Texte intégral
Monsieur le Président,
Mesdames et Messieurs les Sénateurs,
Lors de ma précédente intervention devant votre Assemblée, j'avais pris le soin de souligner que l'Europe entrait, avec l'avènement du Traité de Lisbonne et la mise en place de ses nouvelles institutions, le président du Conseil européen et la Haute représentante pour les Affaires étrangères et la Politique de sécurité, dans une nouvelle phase de son histoire.
Force est de constater que la succession ininterrompue d'événements et de crises depuis le mois de décembre (séisme en Haïti, crise financière en Grèce, situation difficile sur le front de la croissance et de l'emploi, retrait du consortium EADS-Gummar Northrop du marché américain des avions ravitailleurs suite à une modification inique de l'appel d'offres par les autorités américaines) a résolument fait rentrer la nouvelle Europe dans le monde réel. Les nouvelles institutions issues du Traité de Lisbonne ont eu très peu de temps pour trouver leur rythme, prendre des décisions, préparer l'avenir. J'aurai l'occasion d'y revenir.
Les chefs d'Etat et de gouvernement se pencheront, au Conseil européen des 25 et 26 mars, sur deux dossiers majeurs : l'économie et l'emploi, avec, notamment, la définition d'une nouvelle stratégie pour l'Europe, la stratégie dite "UE 2020" ; et le climat après la Conférence de Copenhague. Les questions de justice et d'affaires intérieures seront brièvement abordées avec l'adoption d'une nouvelle stratégie de sécurité intérieure.

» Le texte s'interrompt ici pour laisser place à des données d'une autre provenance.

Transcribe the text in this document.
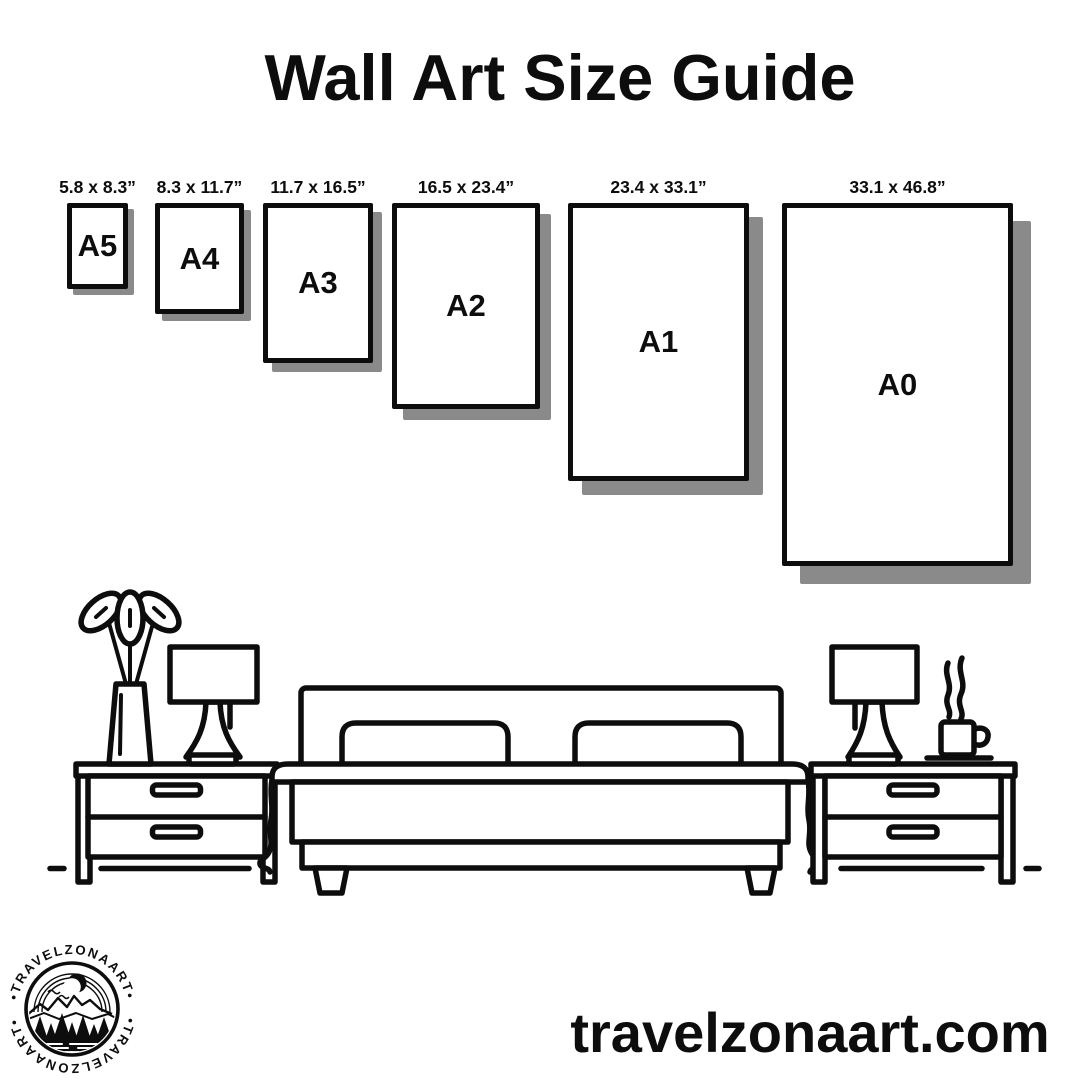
Wall Art Size Guide
A5
5.8 x 8.3”
A4
8.3 x 11.7”
A3
11.7 x 16.5”
A2
16.5 x 23.4”
A1
23.4 x 33.1”
A0
33.1 x 46.8”
•TRAVELZONAART•
•TRAVELZONAART•	travelzonaart.com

La situation en Grèce est expertisée depuis plusieurs semaines au plan technique dans des enceintes spécifiques (Eurogroupe, Conseil ECOFIN). Elle n'est, comme vous le savez, pas à l'ordre du jour de ce Conseil européen, je n'y reviendrai donc pas.
* Stratégie "UE 2020" pour la croissance et l'emploi
Je voudrais vous dire, très simplement, qu'un seul sujet compte aujourd'hui en Europe pour tous les chefs d'Etat et de gouvernement : comment sortir au plus vite de la crise, comment répondre aux angoisses de nos concitoyens sur l'emploi, comment créer les conditions de la croissance de demain.

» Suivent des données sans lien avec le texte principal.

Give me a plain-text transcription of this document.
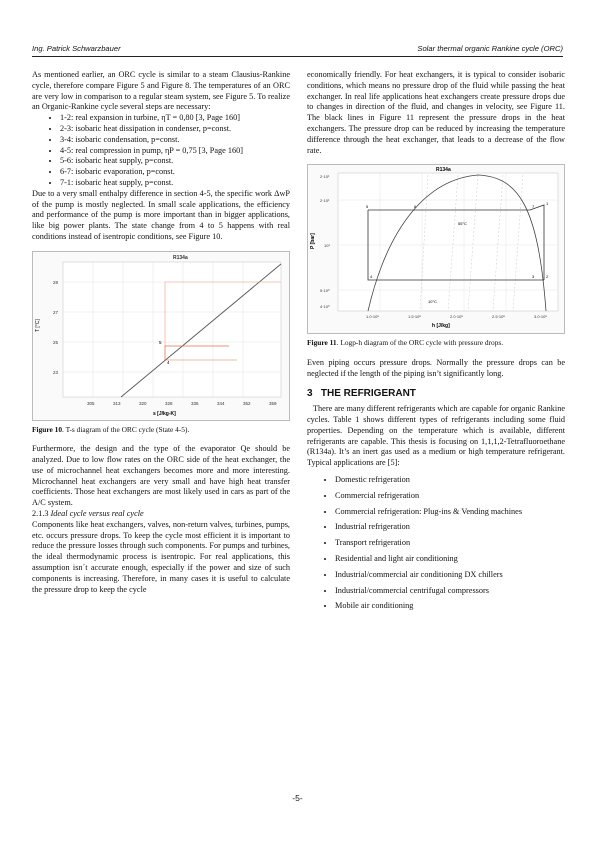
Ing. Patrick Schwarzbauer	Solar thermal organic Rankine cycle (ORC)

As mentioned earlier, an ORC cycle is similar to a steam Clausius-Rankine cycle, therefore compare Figure 5 and Figure 8. The temperatures of an ORC are very low in comparison to a regular steam system, see Figure 5. To realize an Organic-Rankine cycle several steps are necessary:

• 1-2: real expansion in turbine, ηT = 0,80 [3, Page 160]
• 2-3: isobaric heat dissipation in condenser, p=const.
• 3-4: isobaric condensation, p=const.
• 4-5: real compression in pump, ηP = 0,75 [3, Page 160]
• 5-6: isobaric heat supply, p=const.
• 6-7: isobaric evaporation, p=const.
• 7-1: isobaric heat supply, p=const.

Due to a very small enthalpy difference in section 4-5, the specific work ΔwP of the pump is mostly neglected. In small scale applications, the efficiency and performance of the pump is more important than in bigger applications, like big power plants. The state change from 4 to 5 happens with real conditions instead of isentropic conditions, see Figure 10.

5
4
R134a
T [°C]
28
27
25
23
305	313	320	328	336	344	352	359
s [J/kg-K]
Figure 10. T-s diagram of the ORC cycle (State 4-5).

Furthermore, the design and the type of the evaporator Qe should be analyzed. Due to low flow rates on the ORC side of the heat exchanger, the use of microchannel heat exchangers becomes more and more interesting. Microchannel heat exchangers are very small and have high heat transfer coefficients. Those heat exchangers are most likely used in cars as part of the A/C system.

2.1.3 Ideal cycle versus real cycle

Components like heat exchangers, valves, non-return valves, turbines, pumps, etc. occurs pressure drops. To keep the cycle most efficient it is important to reduce the pressure losses through such components. For pumps and turbines, the ideal thermodynamic process is isentropic. For real applications, this assumption isn´t accurate enough, especially if the power and size of such components is increasing. Therefore, in many cases it is useful to calculate the pressure drop to keep the cycle

economically friendly. For heat exchangers, it is typical to consider isobaric conditions, which means no pressure drop of the fluid while passing the heat exchanger. In real life applications heat exchangers create pressure drops due to changes in direction of the fluid, and changes in velocity, see Figure 11. The black lines in Figure 11 represent the pressure drops in the heat exchangers. The pressure drop can be reduced by increasing the temperature difference through the heat exchanger, that leads to a decrease of the flow rate.

5	6	7
1
4	3	2
55°C
10°C
R134a
P [bar]
2·10¹
2·10¹
10¹
5·10⁰
4·10⁰
1.0·10⁵	1.5·10⁵	2.0·10⁵	2.5·10⁵	3.0·10⁵
h [J/kg]
Figure 11. Logp-h diagram of the ORC cycle with pressure drops.

Even piping occurs pressure drops. Normally the pressure drops can be neglected if the length of the piping isn’t significantly long.

3 THE REFRIGERANT

There are many different refrigerants which are capable for organic Rankine cycles. Table 1 shows different types of refrigerants including some fluid properties. Depending on the temperature which is available, different refrigerants are capable. This thesis is focusing on 1,1,1,2-Tetrafluoroethane (R134a). It’s an inert gas used as a medium or high temperature refrigerant. Typical applications are [5]:

• Domestic refrigeration
• Commercial refrigeration
• Commercial refrigeration: Plug-ins & Vending machines
• Industrial refrigeration
• Transport refrigeration
• Residential and light air conditioning
• Industrial/commercial air conditioning DX chillers
• Industrial/commercial centrifugal compressors
• Mobile air conditioning
-5-
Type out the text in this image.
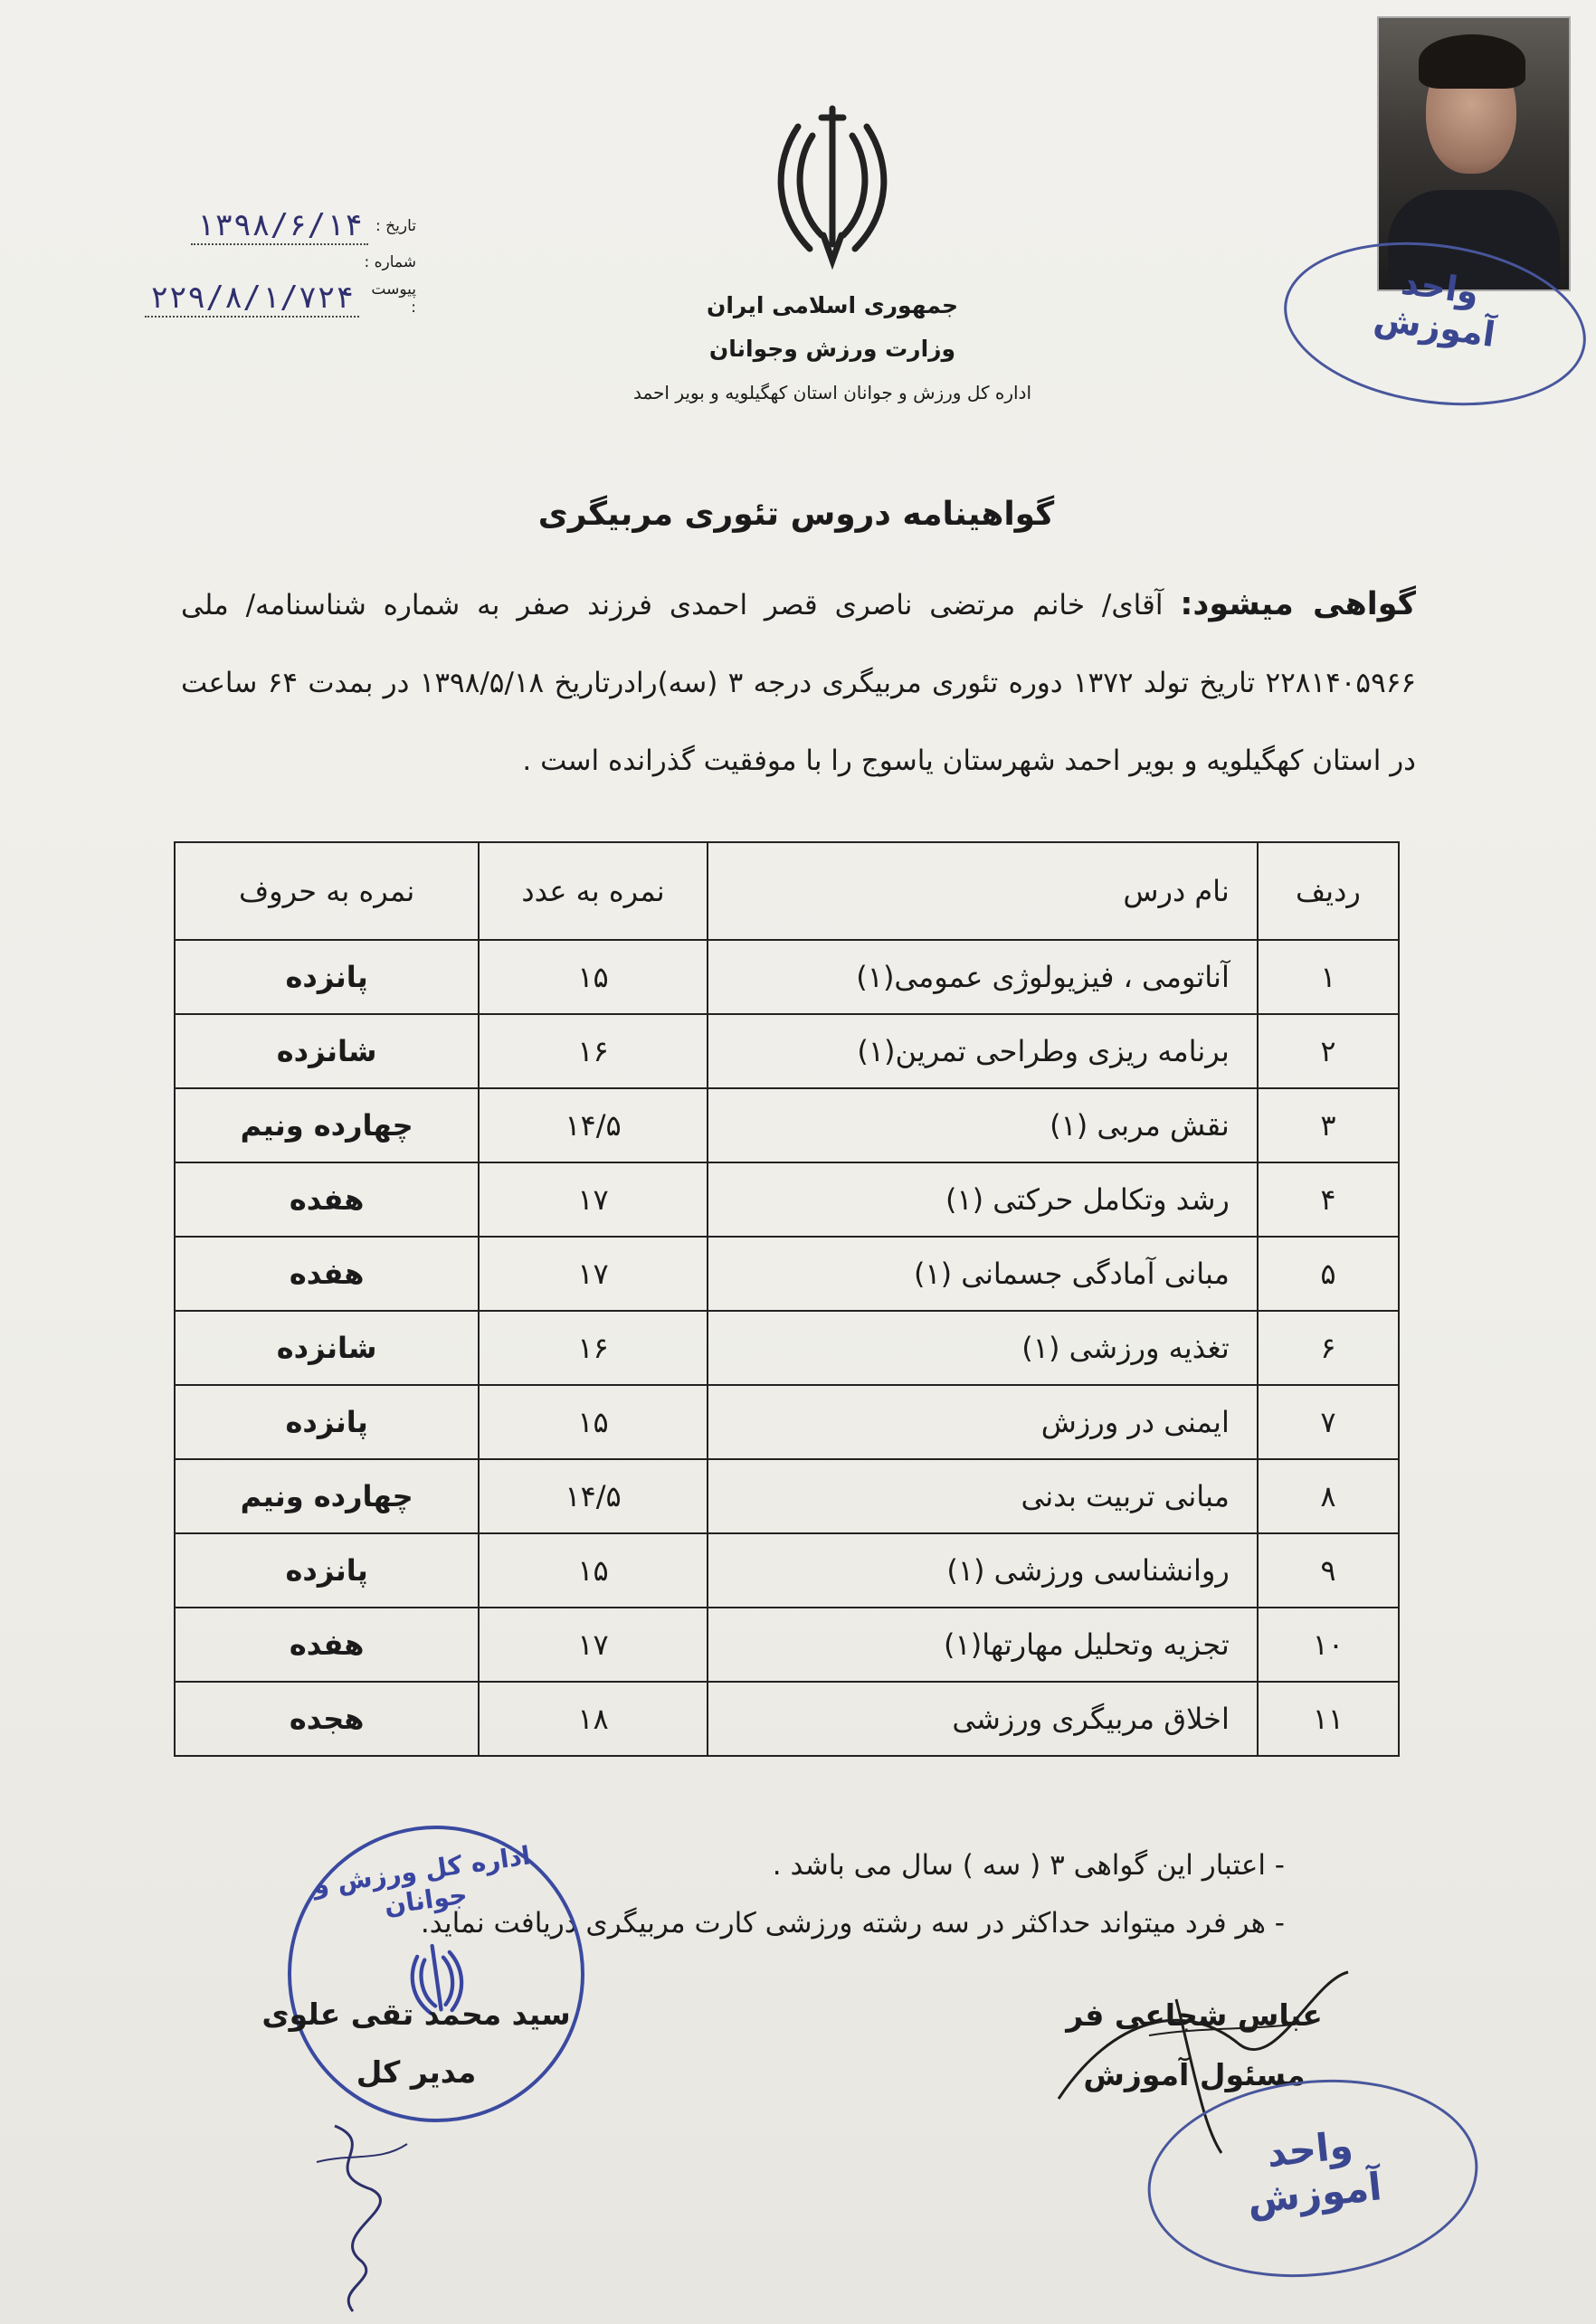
جمهوری اسلامی ایران
وزارت ورزش وجوانان
اداره کل ورزش و جوانان استان کهگیلویه و بویر احمد
تاریخ :
۱۳۹۸/۶/۱۴
شماره :
پیوست :
۲۲۹/۸/۱/۷۲۴	واحد
آموزش
گواهینامه دروس تئوری مربیگری
گواهی میشود: آقای/ خانم مرتضی ناصری قصر احمدی فرزند صفر به شماره شناسنامه/ ملی ۲۲۸۱۴۰۵۹۶۶ تاریخ تولد ۱۳۷۲ دوره تئوری مربیگری درجه ۳ (سه)رادرتاریخ ۱۳۹۸/۵/۱۸ در بمدت ۶۴ ساعت در استان کهگیلویه و بویر احمد شهرستان یاسوج را با موفقیت گذرانده است .
ردیف	نام درس	نمره به عدد	نمره به حروف
۱	آناتومی ، فیزیولوژی عمومی(۱)	۱۵	پانزده
۲	برنامه ریزی وطراحی تمرین(۱)	۱۶	شانزده
۳	نقش مربی (۱)	۱۴/۵	چهارده ونیم
۴	رشد وتکامل حرکتی (۱)	۱۷	هفده
۵	مبانی آمادگی جسمانی (۱)	۱۷	هفده
۶	تغذیه ورزشی (۱)	۱۶	شانزده
۷	ایمنی در ورزش	۱۵	پانزده
۸	مبانی تربیت بدنی	۱۴/۵	چهارده ونیم
۹	روانشناسی ورزشی (۱)	۱۵	پانزده
۱۰	تجزیه وتحلیل مهارتها(۱)	۱۷	هفده
۱۱	اخلاق مربیگری ورزشی	۱۸	هجده
- اعتبار این گواهی ۳ ( سه ) سال می باشد .
- هر فرد میتواند حداکثر در سه رشته ورزشی کارت مربیگری دریافت نماید.
اداره کل ورزش و جوانان
سید محمد تقی علوی
مدیر کل
عباس شجاعی فر
مسئول آموزش
واحد
آموزش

Les statistiques, vous les connaissez, sont moins défavorables pour la France que ce que nous pouvions craindre : l'économie française, après avoir mieux résisté en 2009 que d'autres grandes économies européennes, retrouvera en 2010 un taux de croissance positive, autour de 1,4 , comparativement à une croissance de l'ordre de 1 % dans l'Union européenne.
Mais il faut comparer ce chiffre aux évolutions des grands pays émergents : la croissance de la Chine, dans le même temps, dépassera 10 %, celle de l'Inde 7 %, celle du Brésil 5 . La réalité de la mondialisation est bien présente : les autres pays ne nous attendront pas pour remettre en cause la hiérarchie des puissances.
Face à la montée de ces grands ensembles émergents, l'Union européenne doit donc se doter d'une véritable stratégie économique pour la croissance et l'emploi. Nous n'avons, dans ce domaine, pas le droit à l'échec.
Je voudrais donc, de ce point de vue, insister sur la radicale nouveauté de la méthode impulsée par le président du Conseil européen, et reprise, au fond, dans la communication de la Commission, que les chefs d'Etat et de gouvernement examineront les 25 et 26 mars.
1/ Premier élément, les chefs d'Etat et de gouvernement, et c'est quelque chose de tout à fait nouveau, ont vocation à prendre eux-mêmes en mains la nouvelle stratégie UE 2020. La réussite de la stratégie économique de l'Europe dépendra de son degré d'appropriation par les chefs d'Etat et de gouvernement ; nous avons, là encore, un nouvel exemple de l'affirmation du rôle du Conseil européen comme véritable gouvernement économique de l'Europe.
Cette appropriation par les chefs d'Etat a une conséquence opérationnelle immédiate : la stratégie doit s'inspirer d'une approche dite "du haut vers le bas", qui parte des travaux du Conseil européen pour irriguer ensuite les filières plus techniques du Conseil. C'est en effet au Conseil européen de prendre la responsabilité de la définition et de la stratégie et de demander, en tant que de besoin, aux différents Conseils sectoriels de produire sur tel ou tel thème, et non aux Conseils de faire remonter, du bas vers le haut, des documents bureaucratiques, de type "key issues paper", comme nous en avons connu par le passé.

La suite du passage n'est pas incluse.